So, here's my problem:
If someone wants to output visually aligned strings using printf
, they'll obviously use %<n>s
(where <n>
is the minimum field width). And this works just fine, unless one of the strings contains unicode (UTF-8) characters.
Take this very basic example:
#include <stdio.h>
int main(void)
{
char* s1 = "\u03b1\u03b2\u03b3";
char* s2 = "abc";
printf("'%6s'\n", s1);
printf("'%6s'\n", s2);
return 0;
}
which will produce the following output:
'αβγ'
' abc'
This isn't all that surprising, because printf of course doesn't know that \u03b1
(which consists of two characters) only produces a single glyph on the output device (assuming UTF-8 is supported).

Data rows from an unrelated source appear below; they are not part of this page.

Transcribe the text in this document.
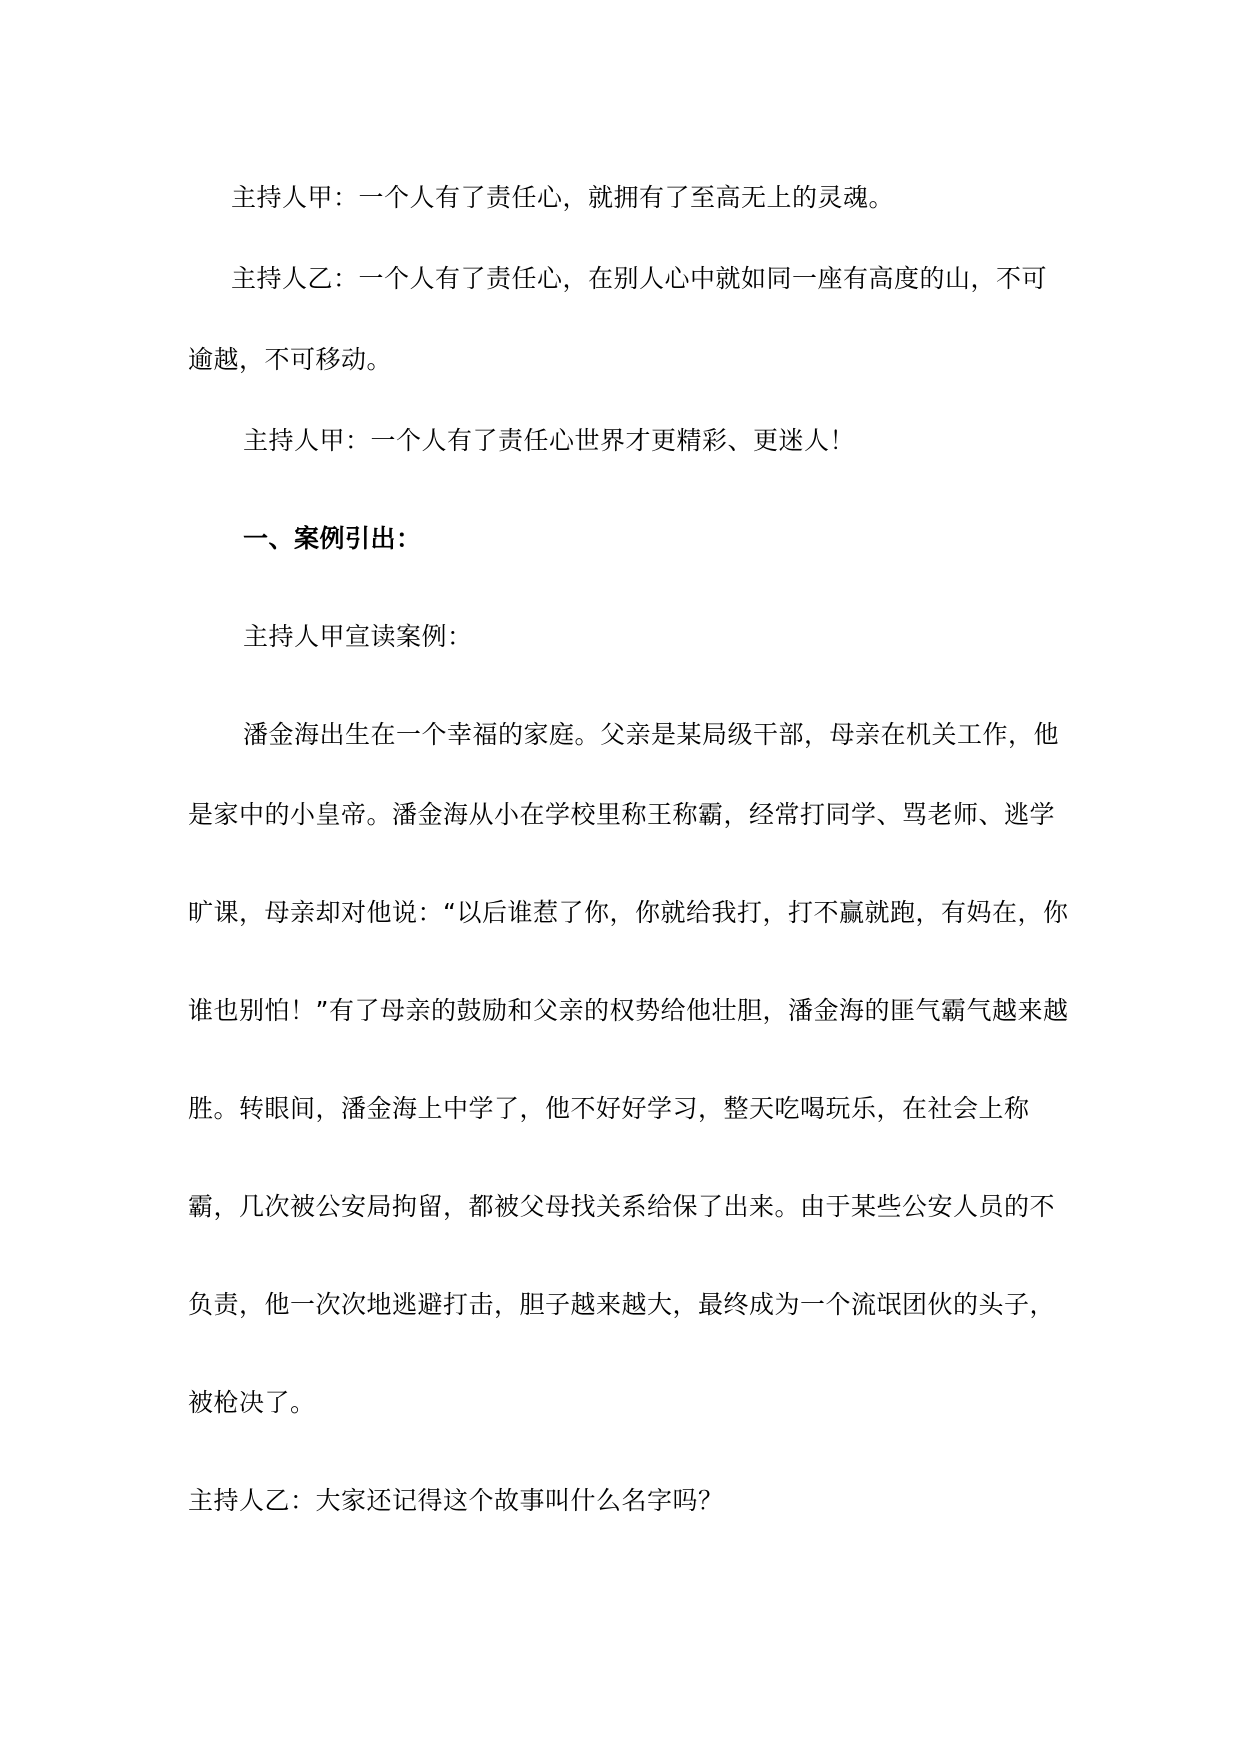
主持人甲：一个人有了责任心，就拥有了至高无上的灵魂。
主持人乙：一个人有了责任心，在别人心中就如同一座有高度的山，不可
逾越，不可移动。
主持人甲：一个人有了责任心世界才更精彩、更迷人！
一、案例引出：
主持人甲宣读案例：
潘金海出生在一个幸福的家庭。父亲是某局级干部，母亲在机关工作，他
是家中的小皇帝。潘金海从小在学校里称王称霸，经常打同学、骂老师、逃学
旷课，母亲却对他说：“以后谁惹了你，你就给我打，打不赢就跑，有妈在，你
谁也别怕！”有了母亲的鼓励和父亲的权势给他壮胆，潘金海的匪气霸气越来越
胜。转眼间，潘金海上中学了，他不好好学习，整天吃喝玩乐，在社会上称
霸，几次被公安局拘留，都被父母找关系给保了出来。由于某些公安人员的不
负责，他一次次地逃避打击，胆子越来越大，最终成为一个流氓团伙的头子，
被枪决了。
主持人乙：大家还记得这个故事叫什么名字吗？
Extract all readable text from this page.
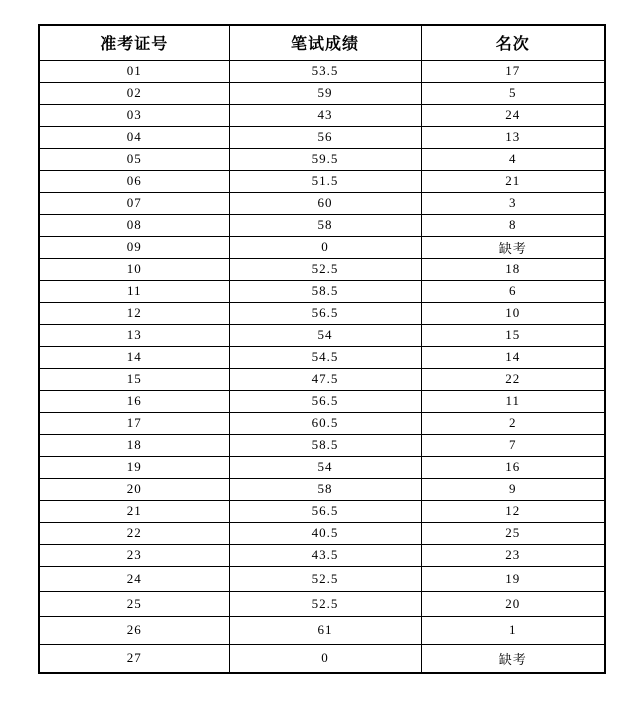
准考证号	笔试成绩	名次
01	53.5	17
02	59	5
03	43	24
04	56	13
05	59.5	4
06	51.5	21
07	60	3
08	58	8
09	0	缺考
10	52.5	18
11	58.5	6
12	56.5	10
13	54	15
14	54.5	14
15	47.5	22
16	56.5	11
17	60.5	2
18	58.5	7
19	54	16
20	58	9
21	56.5	12
22	40.5	25
23	43.5	23
24	52.5	19
25	52.5	20
26	61	1
27	0	缺考
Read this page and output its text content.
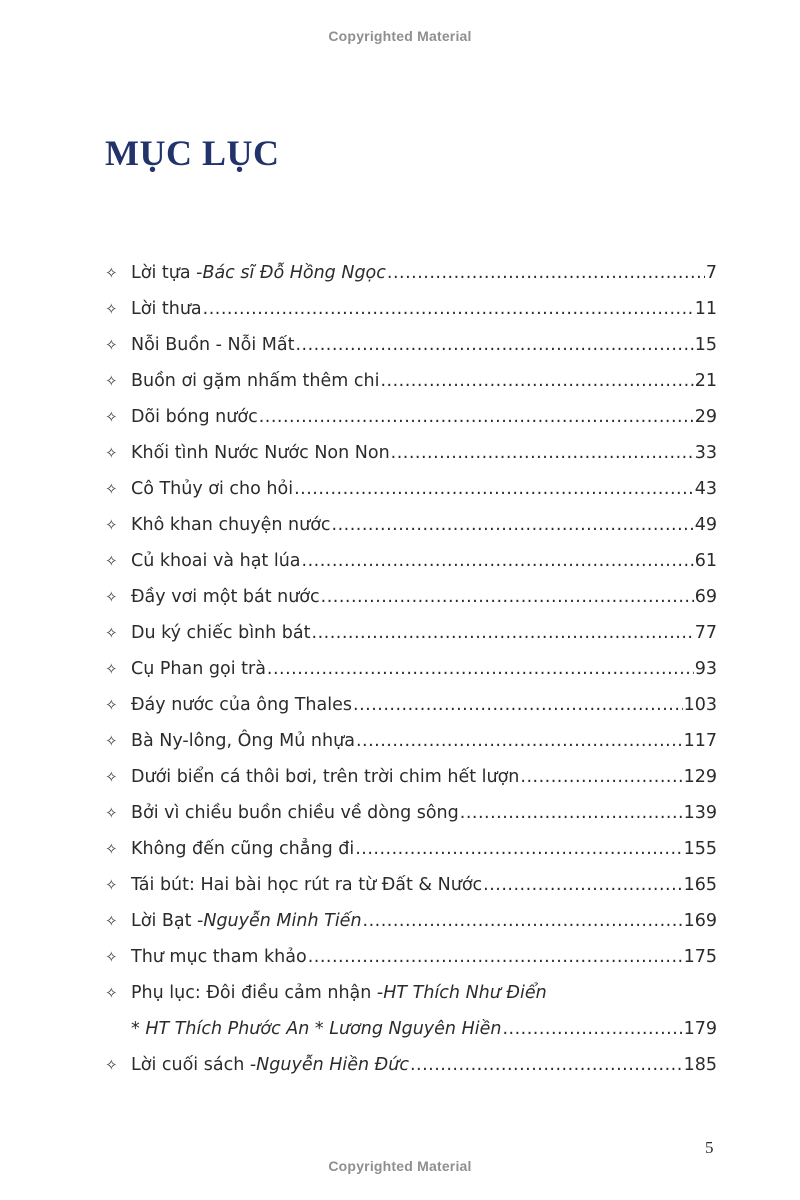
Copyrighted Material
MỤC LỤC
✧ Lời tựa - Bác sĩ Đỗ Hồng Ngọc .....	7
✧ Lời thưa .....	11
✧ Nỗi Buồn - Nỗi Mất .....	15
✧ Buồn ơi gặm nhấm thêm chi .....	21
✧ Dõi bóng nước .....	29
✧ Khối tình Nước Nước Non Non .....	33
✧ Cô Thủy ơi cho hỏi .....	43
✧ Khô khan chuyện nước .....	49
✧ Củ khoai và hạt lúa .....	61
✧ Đầy vơi một bát nước .....	69
✧ Du ký chiếc bình bát .....	77
✧ Cụ Phan gọi trà .....	93
✧ Đáy nước của ông Thales .....	103
✧ Bà Ny-lông, Ông Mủ nhựa .....	117
✧ Dưới biển cá thôi bơi, trên trời chim hết lượn .....	129
✧ Bởi vì chiều buồn chiều về dòng sông .....	139
✧ Không đến cũng chẳng đi .....	155
✧ Tái bút: Hai bài học rút ra từ Đất & Nước .....	165
✧ Lời Bạt - Nguyễn Minh Tiến .....	169
✧ Thư mục tham khảo .....	175
✧ Phụ lục: Đôi điều cảm nhận - HT Thích Như Điển
* HT Thích Phước An * Lương Nguyên Hiền .....	179
✧ Lời cuối sách - Nguyễn Hiền Đức .....	185
5
Copyrighted Material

Now assume that i generate s1
and s2
, but have no control over the format string used to output those variables. My current understanding is that nothing i could possibly do to s1
would fix this, because i'd have to somehow fool printf
into thinking that s1
is shorter than it actually is. However, since i also control s2
, my current solution is to add a non-printing character to s2
for each unicode character in s1
, which would look something like this:
#include <stdio.h>
int main(void)
{
char* s1 = "\u03b1\u03b2\u03b3";
char* s2 = "abc\x06\x06\x06";
printf("'%6s'\n", s1);
printf("'%6s'\n", s2);
return 0;
}
This will produce the desired output (even though the actual width no longer corresponds to the specified field width, but i'm willing to accept that):
'αβγ'
'abc'
For context:
The example above is only to illustrate the unicode-problem, my actual code involves printing numbers with SI-prefixes, only one of which (µ
) is a unicode character. Therefore i would generate strings containing only up to one normal or unicode character (which is why i can accept the resulting offset in the field-width).
So, my questions are:
- Is there a better solution for this?
- Is
\x06
(ACK) a sensible choice (i.e. a character without undesired side-effects)? - Can you think of any problems with this approach?